Data archiving vs. backup
Data archives are not to be confused with data backups, which are copies of data. Although both are considered secondary storage and use a lower-performance, higher-capacity storage medium than primary storage, they serve different purposes. Archives fill a data retention purpose, whereas backups are used for data protection and disaster recovery.
Data archives can be thought of as a data repository for infrequently accessed, but still readily available data. Backups, on the other hand, are part of a data recovery mechanism that can be used to restore data in the event it is corrupted or destroyed. Backup data often consists of important information that must be restored quickly when lost or deleted.
Online vs. offline data storage
Data archives take a number of different forms. Some systems make use of online data storage, which places archive data onto disk systems where it is readily accessible. Archives are frequently file-based, but object storage is growing in popularity.
Other archival systems use offline data storage in which archive data is written to tape or other removable media using data archiving software, rather than being kept online. Because tape can be removed, tape-based archives consume far less power than disk systems. This translates to lower archive storage costs.
Cloud storage is another possible archive target. Amazon Glacier, for example, is designed for data archiving. This method is inexpensive, but requires an ongoing investment. In addition, costs can grow over time as more data is added to the storage cloud. Cloud providers usually store archived data on tape or slower, high-capacity hard disk drives.

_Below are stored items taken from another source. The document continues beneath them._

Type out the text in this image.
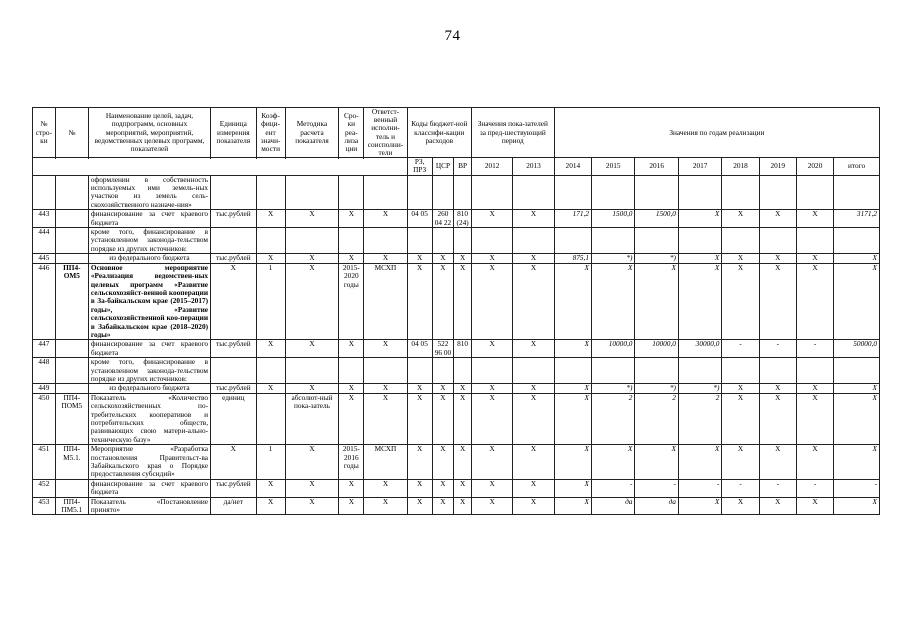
74
№ стро-ки	№	Наименование целей, задач, подпрограмм, основных мероприятий, мероприятий, ведомственных целевых программ, показателей	Единица измерения показателя	Коэф-фици-ент значи-мости	Методика расчета показателя	Сро-ки реа-лиза ции	Ответст-венный исполни-тель и соисполни-тели	Коды бюджет-ной классифи-кации расходов			Значения пока-зателей за пред-шествующий период		Значения по годам реализации							

								РЗ, ПРЗ	ЦСР	ВР	2012	2013	2014	2015	2016	2017	2018	2019	2020	итого
		оформлении в собственность используемых ими земель-ных участков из земель сель-скохозяйственного назначе-ния»																		
443		финансирование за счет краевого бюджета	тыс.рублей	X	X	X	X	04 05	260 04 22	810 (24)	X	X	171,2	1500,0	1500,0	X	X	X	X	3171,2
444		кроме того, финансирование в установленном законода-тельством порядке из других источников:																		
445		из федерального бюджета	тыс.рублей	X	X	X	X	X	X	X	X	X	875,1	*)	*)	X	X	X	X	X
446	ПП4-ОМ5	Основное мероприятие «Реализация ведомствен-ных целевых программ «Развитие сельскохозяйст-венной кооперации в За-байкальском крае (2015–2017) годы», «Развитие сельскохозяйственной коо-перации в Забайкальском крае (2018–2020) годы»	X	1	X	2015-2020 годы	МСХП	X	X	X	X	X	X	X	X	X	X	X	X	X
447		финансирование за счет краевого бюджета	тыс.рублей	X	X	X	X	04 05	522 96 00	810	X	X	X	10000,0	10000,0	30000,0	-	-	-	50000,0
448		кроме того, финансирование в установленном законода-тельством порядке из других источников:																		
449		из федерального бюджета	тыс.рублей	X	X	X	X	X	X	X	X	X	X	*)	*)	*)	X	X	X	X
450	ПП4-ПОМ5	Показатель «Количество сельскохозяйственных по-требительских кооперативов и потребительских обществ, развивающих свою матери-ально-техническую базу»	единиц		абсолют-ный пока-затель	X	X	X	X	X	X	X	X	2	2	2	X	X	X	X
451	ПП4-М5.1.	Мероприятие «Разработка постановления Правительст-ва Забайкальского края о Порядке предоставления субсидий»	X	1	X	2015-2016 годы	МСХП	X	X	X	X	X	X	X	X	X	X	X	X	X
452		финансирование за счет краевого бюджета	тыс.рублей	X	X	X	X	X	X	X	X	X	X	-	-	-	-	-	-	-
453	ПП4-ПМ5.1	Показатель «Постановление принято»	да/нет	X	X	X	X	X	X	X	X	X	X	да	да	X	X	X	X	X
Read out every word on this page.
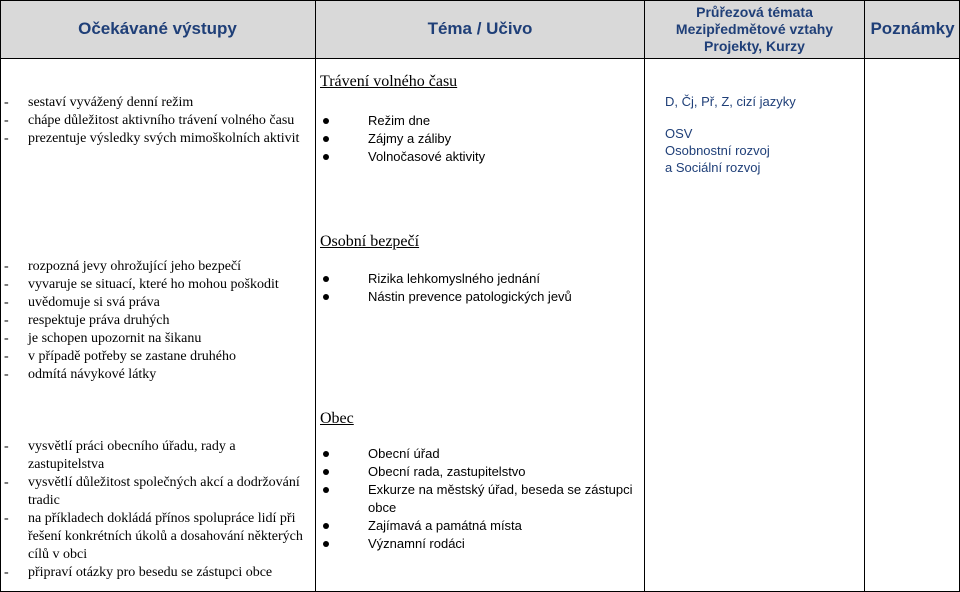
Očekávané výstupy	Téma / Učivo
Průřezová témata
Mezipředmětové vztahy
Projekty, Kurzy
Poznámky
- sestaví vyvážený denní režim
- chápe důležitost aktivního trávení volného času
- prezentuje výsledky svých mimoškolních aktivit
Trávení volného času
Režim dne
Zájmy a záliby
Volnočasové aktivity
D, Čj, Př, Z, cizí jazyky
OSV
Osobnostní rozvoj
a Sociální rozvoj
Osobní bezpečí
- rozpozná jevy ohrožující jeho bezpečí
- vyvaruje se situací, které ho mohou poškodit
- uvědomuje si svá práva
- respektuje práva druhých
- je schopen upozornit na šikanu
- v případě potřeby se zastane druhého
- odmítá návykové látky
Rizika lehkomyslného jednání
Nástin prevence patologických jevů
Obec
- vysvětlí práci obecního úřadu, rady a zastupitelstva
- vysvětlí důležitost společných akcí a dodržování tradic
- na příkladech dokládá přínos spolupráce lidí při řešení konkrétních úkolů a dosahování některých cílů v obci
- připraví otázky pro besedu se zástupci obce
Obecní úřad
Obecní rada, zastupitelstvo
Exkurze na městský úřad, beseda se zástupci obce
Zajímavá a památná místa
Významní rodáci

Data archiving and data lifecycle management
The archival process is almost always automated using archiving software. The capabilities of such software vary from one vendor to the next, but most archiving software automatically moves aging data to the archives according to a data archival policy set by the storage administrator. This policy may also include specific retention requirements for each type of data.
Some archiving software will automatically purge data from the archives once it has exceeded the life span mandated by the organization's data retention policy. Many backup software and data management platforms have added archiving functionality to their products. Depending on your needs, this can be a cost-effective and efficient way to archive data. However, these products may not include all of the functionality found in a dedicated archive software product.
Some businesses are required to retain data for certain lengths of time due to regulatory compliance. Whether mandated by industry regulations or government legislation, staying within compliance guidelines is a prevalent business concern. Penalties for violating compliance can include payments for damages, fines and voided contracts.
Data archiving helps businesses meet compliance both by storing data long term and by consolidating data for easy access in case of an audit. The rules dictating the length for which data must be retained, where it can be stored and who has access to it varies by industry and the type of data businesses in that industry generate.
Some examples of regulations with which organizations may need to be in compliance include the Sarbanes-Oxley Act (SOX), Health Insurance Portability and Accountability Act (HIPAA) and General Data Protection Regulation (GDPR).